Figure 6 Comparing alpha 1B receptor binding of brexpiprazole versus aripiprazole. The binding strips for brexpiprazole and aripiprazole that appear separately in Figures 1 and 2 are shown together here. The D2 receptor affinity for both compounds is highlighted by a vertical dotted line. The alpha 1B receptor binding affinities for both compounds are labeled in this figure. The relative affinities of brexpiprazole and aripiprazole for the alpha 1B receptor are highlighted with a gray arrow moving to the left, indicating that brexpiprazole has substantially more potent alpha 1B receptor binding affinity than aripiprazole.

Figure 6

Figure 7 Comparing H1 histamine receptor binding of brexpiprazole versus aripiprazole. The binding strips for brexpiprazole and aripiprazole that appear separately in Figures 1 and 2 are shown together here.

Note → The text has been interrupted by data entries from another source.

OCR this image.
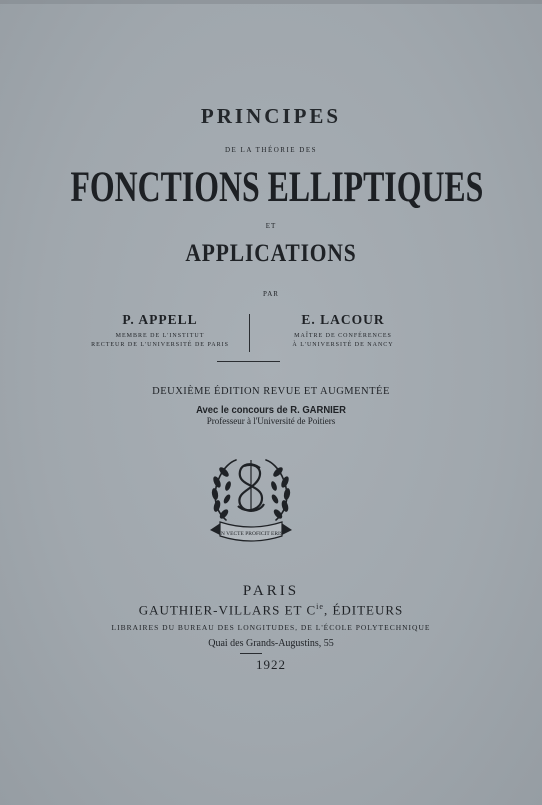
PRINCIPES
DE LA THÉORIE DES
FONCTIONS ELLIPTIQUES
ET
APPLICATIONS
PAR
P. APPELL
MEMBRE DE L'INSTITUT
RECTEUR DE L'UNIVERSITÉ DE PARIS
E. LACOUR
MAÎTRE DE CONFÉRENCES
À L'UNIVERSITÉ DE NANCY
DEUXIÈME ÉDITION REVUE ET AUGMENTÉE
Avec le concours de R. GARNIER
Professeur à l'Université de Poitiers
IN VECTE PROFICIT ERIS
PARIS
GAUTHIER-VILLARS ET $C^{ie}$, ÉDITEURS
LIBRAIRES DU BUREAU DES LONGITUDES, DE L'ÉCOLE POLYTECHNIQUE
Quai des Grands-Augustins, 55
1922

The D2 receptor affinity for both compounds is highlighted by a vertical dotted line. The alpha 1B receptor binding affinities for both compounds are labeled in this figure. The relative affinities of brexpiprazole and aripiprazole for the alpha 1B receptor are highlighted with a gray arrow moving to the right, indicating that brexpiprazole has substantially less potent alpha 1B receptor binding affinity than aripiprazole. H1 antagonism (ie, antihistaminic effects) is linked to somnolence, sedation, and weight gain.